Q: With the lessons of Stag in mind, and given you were the project manager there, what allowances have you made for a possible gas cap in the reservoir, given you don't want to repeat the Stag scenario where the presence of a previously undetected gas cap effectively ruined the production schedule?
A: This question of a gas cap is more fully addressed below. To clarify, there were a number of reservoir factors which contributed to the initial performance at Stag. Stag reservoir fluid was at bubble point at initial conditions, and therefore the possibility of a gas cap was recognised at the appraisal stage, however it was believed to be very small and could not be detected on 3D seismic.
The lesson learnt, and very effectively applied in the production phase at Stag, is to identify and engineer the facility with as much flexibility as is practicable to cover the widest range of uncertainty.
Q: Are you certain there is no gas cap? Given Stag, one would assume this scenario would have been factored into planning - is this a correct assumption?

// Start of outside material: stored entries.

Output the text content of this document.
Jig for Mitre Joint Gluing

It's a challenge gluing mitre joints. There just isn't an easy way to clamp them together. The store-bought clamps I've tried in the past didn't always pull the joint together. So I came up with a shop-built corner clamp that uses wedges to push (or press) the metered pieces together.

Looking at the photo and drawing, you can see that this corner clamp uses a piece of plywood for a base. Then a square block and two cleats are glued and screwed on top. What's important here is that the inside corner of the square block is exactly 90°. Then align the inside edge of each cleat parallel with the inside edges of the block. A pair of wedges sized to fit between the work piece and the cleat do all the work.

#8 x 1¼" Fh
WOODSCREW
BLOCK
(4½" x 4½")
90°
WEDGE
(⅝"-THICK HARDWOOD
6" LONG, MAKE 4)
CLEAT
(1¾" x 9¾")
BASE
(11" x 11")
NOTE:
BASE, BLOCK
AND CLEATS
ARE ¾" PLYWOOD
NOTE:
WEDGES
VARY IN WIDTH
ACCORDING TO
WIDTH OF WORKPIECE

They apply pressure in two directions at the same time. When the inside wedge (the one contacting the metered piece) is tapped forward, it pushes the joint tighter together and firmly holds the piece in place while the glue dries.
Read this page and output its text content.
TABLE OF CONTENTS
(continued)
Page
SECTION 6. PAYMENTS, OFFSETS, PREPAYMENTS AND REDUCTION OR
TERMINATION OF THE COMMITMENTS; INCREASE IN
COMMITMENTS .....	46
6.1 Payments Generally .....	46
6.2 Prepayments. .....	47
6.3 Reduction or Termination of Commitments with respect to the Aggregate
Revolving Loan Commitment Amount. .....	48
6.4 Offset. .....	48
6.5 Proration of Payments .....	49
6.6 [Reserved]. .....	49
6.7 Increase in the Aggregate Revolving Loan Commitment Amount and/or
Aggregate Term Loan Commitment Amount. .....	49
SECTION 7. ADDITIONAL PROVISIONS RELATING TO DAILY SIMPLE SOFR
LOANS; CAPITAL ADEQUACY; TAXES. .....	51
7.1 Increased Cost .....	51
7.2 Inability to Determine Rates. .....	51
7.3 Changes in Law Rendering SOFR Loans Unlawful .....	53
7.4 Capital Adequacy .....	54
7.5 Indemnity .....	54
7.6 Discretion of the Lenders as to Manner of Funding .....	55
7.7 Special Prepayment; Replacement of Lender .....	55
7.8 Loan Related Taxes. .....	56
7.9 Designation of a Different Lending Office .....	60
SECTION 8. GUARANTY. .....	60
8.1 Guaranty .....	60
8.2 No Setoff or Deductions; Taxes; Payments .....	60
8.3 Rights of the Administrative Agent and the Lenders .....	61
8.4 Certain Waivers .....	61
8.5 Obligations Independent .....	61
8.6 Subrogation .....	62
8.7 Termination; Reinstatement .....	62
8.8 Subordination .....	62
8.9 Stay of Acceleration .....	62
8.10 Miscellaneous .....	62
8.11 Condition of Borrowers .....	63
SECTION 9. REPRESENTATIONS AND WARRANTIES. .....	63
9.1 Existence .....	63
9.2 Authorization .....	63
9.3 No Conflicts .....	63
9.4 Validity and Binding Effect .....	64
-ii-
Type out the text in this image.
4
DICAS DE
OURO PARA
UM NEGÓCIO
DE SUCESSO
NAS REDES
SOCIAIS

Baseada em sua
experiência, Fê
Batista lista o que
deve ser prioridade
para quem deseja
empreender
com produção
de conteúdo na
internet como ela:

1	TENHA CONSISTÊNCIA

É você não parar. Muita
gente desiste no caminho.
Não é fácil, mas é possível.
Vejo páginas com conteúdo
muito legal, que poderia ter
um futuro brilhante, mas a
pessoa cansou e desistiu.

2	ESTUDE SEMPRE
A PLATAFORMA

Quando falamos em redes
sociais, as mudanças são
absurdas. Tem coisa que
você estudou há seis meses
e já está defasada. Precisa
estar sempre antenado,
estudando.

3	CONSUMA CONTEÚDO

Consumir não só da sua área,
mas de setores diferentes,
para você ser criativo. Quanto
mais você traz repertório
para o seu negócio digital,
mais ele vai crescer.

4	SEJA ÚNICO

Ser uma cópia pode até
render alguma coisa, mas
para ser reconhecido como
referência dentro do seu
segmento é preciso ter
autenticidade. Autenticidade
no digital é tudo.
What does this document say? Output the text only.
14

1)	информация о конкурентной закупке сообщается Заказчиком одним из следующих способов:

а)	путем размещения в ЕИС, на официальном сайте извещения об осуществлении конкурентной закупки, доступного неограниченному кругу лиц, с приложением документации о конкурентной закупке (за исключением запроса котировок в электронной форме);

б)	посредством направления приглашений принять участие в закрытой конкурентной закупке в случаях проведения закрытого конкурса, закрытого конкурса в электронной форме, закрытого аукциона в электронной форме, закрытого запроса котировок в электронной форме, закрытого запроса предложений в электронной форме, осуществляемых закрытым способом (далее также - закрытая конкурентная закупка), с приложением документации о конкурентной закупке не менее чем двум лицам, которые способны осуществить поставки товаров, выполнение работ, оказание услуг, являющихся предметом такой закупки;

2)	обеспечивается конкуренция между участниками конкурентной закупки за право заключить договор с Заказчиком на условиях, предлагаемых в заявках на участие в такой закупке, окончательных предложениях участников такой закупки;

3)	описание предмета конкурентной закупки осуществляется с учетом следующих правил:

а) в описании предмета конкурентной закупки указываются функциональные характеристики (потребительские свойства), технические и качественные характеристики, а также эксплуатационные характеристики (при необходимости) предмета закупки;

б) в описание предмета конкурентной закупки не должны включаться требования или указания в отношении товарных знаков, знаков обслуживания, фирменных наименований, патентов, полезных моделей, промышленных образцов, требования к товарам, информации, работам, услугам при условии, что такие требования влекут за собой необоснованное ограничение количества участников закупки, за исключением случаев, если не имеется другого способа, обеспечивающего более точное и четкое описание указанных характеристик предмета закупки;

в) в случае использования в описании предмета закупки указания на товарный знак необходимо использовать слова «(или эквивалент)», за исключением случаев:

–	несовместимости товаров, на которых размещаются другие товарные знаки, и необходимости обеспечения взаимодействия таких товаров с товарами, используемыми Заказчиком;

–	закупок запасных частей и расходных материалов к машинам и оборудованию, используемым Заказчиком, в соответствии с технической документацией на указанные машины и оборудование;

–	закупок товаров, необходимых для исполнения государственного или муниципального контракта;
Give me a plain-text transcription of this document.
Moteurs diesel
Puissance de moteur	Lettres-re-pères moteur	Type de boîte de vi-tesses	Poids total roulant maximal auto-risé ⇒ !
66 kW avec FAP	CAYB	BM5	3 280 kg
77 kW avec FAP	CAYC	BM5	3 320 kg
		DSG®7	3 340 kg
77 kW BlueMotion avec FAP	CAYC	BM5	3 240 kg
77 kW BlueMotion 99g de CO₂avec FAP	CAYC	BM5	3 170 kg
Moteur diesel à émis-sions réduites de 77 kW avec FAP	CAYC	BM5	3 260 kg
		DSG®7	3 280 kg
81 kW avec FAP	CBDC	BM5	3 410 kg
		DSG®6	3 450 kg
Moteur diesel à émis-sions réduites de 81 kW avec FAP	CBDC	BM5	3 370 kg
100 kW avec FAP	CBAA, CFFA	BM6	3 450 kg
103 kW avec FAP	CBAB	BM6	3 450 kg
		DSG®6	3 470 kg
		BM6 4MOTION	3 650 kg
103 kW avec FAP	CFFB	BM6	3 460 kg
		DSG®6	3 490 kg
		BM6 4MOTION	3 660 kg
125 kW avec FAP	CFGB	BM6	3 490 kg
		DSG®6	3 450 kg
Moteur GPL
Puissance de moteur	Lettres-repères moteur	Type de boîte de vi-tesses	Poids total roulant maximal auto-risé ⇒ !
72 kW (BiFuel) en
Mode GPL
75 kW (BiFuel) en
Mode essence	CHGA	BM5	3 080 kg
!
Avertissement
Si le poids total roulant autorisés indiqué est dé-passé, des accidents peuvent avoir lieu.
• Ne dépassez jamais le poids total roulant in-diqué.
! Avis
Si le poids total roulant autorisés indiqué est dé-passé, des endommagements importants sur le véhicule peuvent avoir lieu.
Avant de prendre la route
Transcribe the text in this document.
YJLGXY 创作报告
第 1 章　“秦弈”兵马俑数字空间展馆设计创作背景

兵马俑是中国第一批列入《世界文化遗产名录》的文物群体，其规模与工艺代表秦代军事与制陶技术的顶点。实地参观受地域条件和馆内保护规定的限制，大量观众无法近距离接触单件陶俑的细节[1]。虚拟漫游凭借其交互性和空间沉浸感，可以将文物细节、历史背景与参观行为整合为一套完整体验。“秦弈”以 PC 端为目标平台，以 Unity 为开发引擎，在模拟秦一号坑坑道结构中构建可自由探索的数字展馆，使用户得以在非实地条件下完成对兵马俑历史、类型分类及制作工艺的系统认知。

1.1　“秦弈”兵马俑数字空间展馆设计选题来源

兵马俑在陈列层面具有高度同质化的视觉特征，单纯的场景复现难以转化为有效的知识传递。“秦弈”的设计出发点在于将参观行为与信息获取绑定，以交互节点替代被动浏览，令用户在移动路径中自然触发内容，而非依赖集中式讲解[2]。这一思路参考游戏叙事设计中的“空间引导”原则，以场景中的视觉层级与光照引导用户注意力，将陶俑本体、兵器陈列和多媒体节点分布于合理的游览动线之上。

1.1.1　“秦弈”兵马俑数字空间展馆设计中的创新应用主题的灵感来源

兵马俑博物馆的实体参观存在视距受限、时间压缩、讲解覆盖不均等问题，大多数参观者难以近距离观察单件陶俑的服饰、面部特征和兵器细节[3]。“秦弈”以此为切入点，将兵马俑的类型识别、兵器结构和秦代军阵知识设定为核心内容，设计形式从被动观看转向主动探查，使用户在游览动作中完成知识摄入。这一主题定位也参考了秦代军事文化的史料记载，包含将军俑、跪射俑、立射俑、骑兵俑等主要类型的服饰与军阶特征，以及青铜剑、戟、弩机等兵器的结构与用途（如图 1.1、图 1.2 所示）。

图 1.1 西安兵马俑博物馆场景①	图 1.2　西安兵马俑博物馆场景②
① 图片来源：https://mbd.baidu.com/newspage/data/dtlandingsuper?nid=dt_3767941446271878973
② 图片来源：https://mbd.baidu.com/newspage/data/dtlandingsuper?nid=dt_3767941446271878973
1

A: The presence of a gas cap is inconsistent with the nature of the oil so far encountered at Mutineer and Exeter, which from both fields is approximately 42 deg API crude, with a GOR of around 10 scf/bbl. In addition, the oil has a very low bubble point of less than 100 psia. The presence of a gas cap would imply that the oil would have a bubble point basically equal to the reservoir pressure (which is around 4,500 psia at 3,100 metres subsea). Such an oil would also have a much higher gas-oil ratio (GOR).
Oil has been recovered from MDT's taken in various wells in the Mutineer and Exeter fields, as well as from the Mutineer -3 production test, and the fluid properties are consistent across all samples (i.e. low GOR, low bubble point, all pointing to no gas cap). In addition, the measured pressure depth gradient in every well is consistent with a low GOR oil, further evidence pointing to the absence of a gas cap.
Our subsurface team has identified the performance of the aquifer and the behavior of the faults as the major uncertainties controlling the possible range of reservoir performance during the production phase. For this reason the FPSO facility also includes water injection equipment for 150,000 bbls/day.